Herrera nodded. “Have at it. Not my favorite part of the job, anyway.”
None of us touched that because notification was the dark cloud of law enforcement.
Jack looked at Paige. “You and Brandon go talk to the doorman.” Then he turned to Herrera. “Do we know his name?”
The captain nodded. “Ronald McBride.”
Jack said to Paige, “See if you can get any answers as to why Reid was here. When you’re finished there, I want you to stay on the ground, talk to as many eyewitnesses as you can, and join the officers knocking on doors.”
Somehow I managed to bite my tongue, but canvassing was the job of uniforms, not FBI profilers.
“You got it, Jack,” Paige said.
“We’ll meet back at the Arlington PD at—” Jack consulted his watch “—let’s say two o’clock this afternoon. We’ll have a better idea where we stand by then.”
“I’ll have a conference room ready for you,” Herrera promised.
Paige and I set off in the direction of the doorman, and I saw two men cutting through the street toward the victim. The younger of the two was pushing a gurney and trailing a gray-haired man with a determined stride and carrying a medical bag.
“Looks like the ME and his assistant are here,” I said, and Paige simply nodded.
As we got closer to McBride, I’d put him in his fifties, though he looked older at the moment. His eyes were bloodshot, and his face pale except for the splotches of blood on his cheeks and forehead. He was breathing with an oxygen mask, and a paramedic had a hand on his shoulder. She was advising him to take slow, deep breaths. She scowled at our approach.
“Are you Ronald McBride?” I asked, ignoring the woman’s apparent attitude.
The man nodded, the apparatus bobbing with the movement.
“We have some questions for you,” Paige said with kindness and respect, but it did nothing to soften the paramedic’s grimace.

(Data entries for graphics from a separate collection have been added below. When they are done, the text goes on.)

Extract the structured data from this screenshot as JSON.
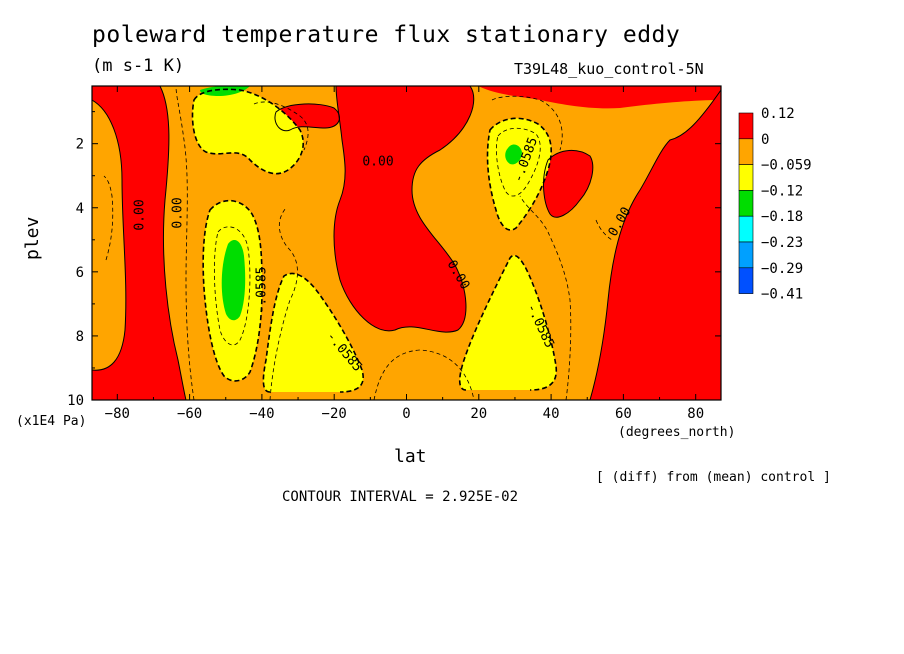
{
  "chart_data": {
    "type": "contour",
    "title": "poleward temperature flux stationary eddy",
    "units": "(m s-1 K)",
    "run_label": "T39L48_kuo_control-5N",
    "xlabel": "lat",
    "xunits": "(degrees_north)",
    "ylabel": "plev",
    "yunits": "(x1E4 Pa)",
    "xlim": [
      -87,
      87
    ],
    "ylim": [
      10,
      0.2
    ],
    "xticks": [
      "-80",
      "-60",
      "-40",
      "-20",
      "0",
      "20",
      "40",
      "60",
      "80"
    ],
    "yticks": [
      "2",
      "4",
      "6",
      "8",
      "10"
    ],
    "legend": {
      "placement": "right",
      "labels": [
        "0.12",
        "0",
        "−0.059",
        "−0.12",
        "−0.18",
        "−0.23",
        "−0.29",
        "−0.41"
      ],
      "colors": [
        "#ff0000",
        "#ffa500",
        "#ffff00",
        "#00dd00",
        "#00ffff",
        "#00a0ff",
        "#0050ff"
      ]
    },
    "contour_labels": [
      "0.00",
      "0.00",
      "0.00",
      "0.00",
      "0.00",
      "-.0585",
      "-.0585",
      "-.0585",
      "-.0585"
    ],
    "note": "[ (diff) from (mean) control ]",
    "contour_interval": "CONTOUR INTERVAL = 2.925E-02"
  }
}
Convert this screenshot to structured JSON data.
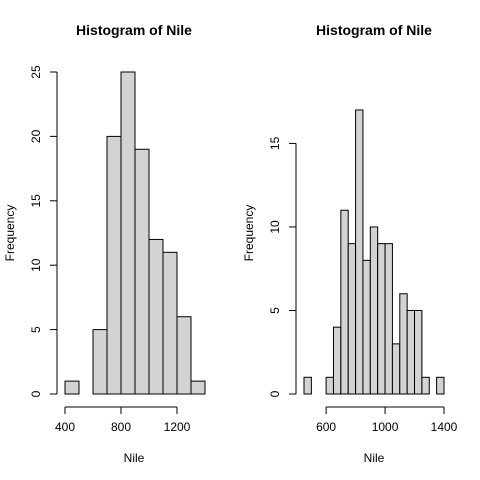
{
  "chart_data": [
    {
      "type": "bar",
      "title": "Histogram of Nile",
      "xlabel": "Nile",
      "ylabel": "Frequency",
      "bin_edges": [
        400,
        500,
        600,
        700,
        800,
        900,
        1000,
        1100,
        1200,
        1300,
        1400
      ],
      "values": [
        1,
        0,
        5,
        20,
        25,
        19,
        12,
        11,
        6,
        1
      ],
      "xlim": [
        400,
        1400
      ],
      "ylim": [
        0,
        25
      ],
      "xticks": [
        400,
        800,
        1200
      ],
      "yticks": [
        0,
        5,
        10,
        15,
        20,
        25
      ],
      "grid": false
    },
    {
      "type": "bar",
      "title": "Histogram of Nile",
      "xlabel": "Nile",
      "ylabel": "Frequency",
      "bin_edges": [
        450,
        500,
        550,
        600,
        650,
        700,
        750,
        800,
        850,
        900,
        950,
        1000,
        1050,
        1100,
        1150,
        1200,
        1250,
        1300,
        1350,
        1400
      ],
      "values": [
        1,
        0,
        0,
        1,
        4,
        11,
        9,
        17,
        8,
        10,
        9,
        9,
        3,
        6,
        5,
        5,
        1,
        0,
        1
      ],
      "xlim": [
        450,
        1400
      ],
      "ylim": [
        0,
        17
      ],
      "xticks": [
        600,
        1000,
        1400
      ],
      "yticks": [
        0,
        5,
        10,
        15
      ],
      "grid": false
    }
  ]
}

“Mr. McBride has been through an aw
ful lot. Maybe a little later would be better.” She packaged her request like a suggestion, but I wasn’t fooled for what it really was. But there was no way I’d be going back to Jack and telling him we’d been stonewalled by a paramedic.
I squared my shoulders. “Unfortunately, we don’t have the time to wait around. There was a murder, and it’s imperative that we get the bottom of exactly what transpired here.”
The paramedic met my gaze, and her body stiffened, but she eventually stepped aside. “Keep it brief.”
“Mr. McBride,” I said, “we have just a few questions for you.”
McBride went to pull off the oxygen mask, and the paramedic made a motion to keep it in place, but he shooed her away and removed it.
The paramedic shook her head and wandered off.
“I’ll help in whatever way I can,” McBride said.
“We appreciate that,” I said. “Can you tell us what happened…from your perspective?”
“I…I was just holding the door—” he took a hit of oxygen, lowered the mask again “—the door open for him. It all happened so fast.”
Paige sat on the ambulance’s back step next to McBride. “It must have been terrifying.”
He looked over at her. “Never seen anything like it. Hope to never again.”
“Did you see or hear anything before the man went down?” I asked.
“No, like I said, it all happened so fast.”
“Fair enough.” It was probably too much to hope that he’d been looking in the direction of the sniper and caught a glimpse of something that would expose the nest.
“There was…” McBride licked his lips, “a woman who came out just ahead of him. She’s fine, as far as I know, but don’t quote me. I kind of lost track of everything after…”
“Do you know who she was?” Paige asked.
“Even if I did, I’m not at liberty to say, Miss.”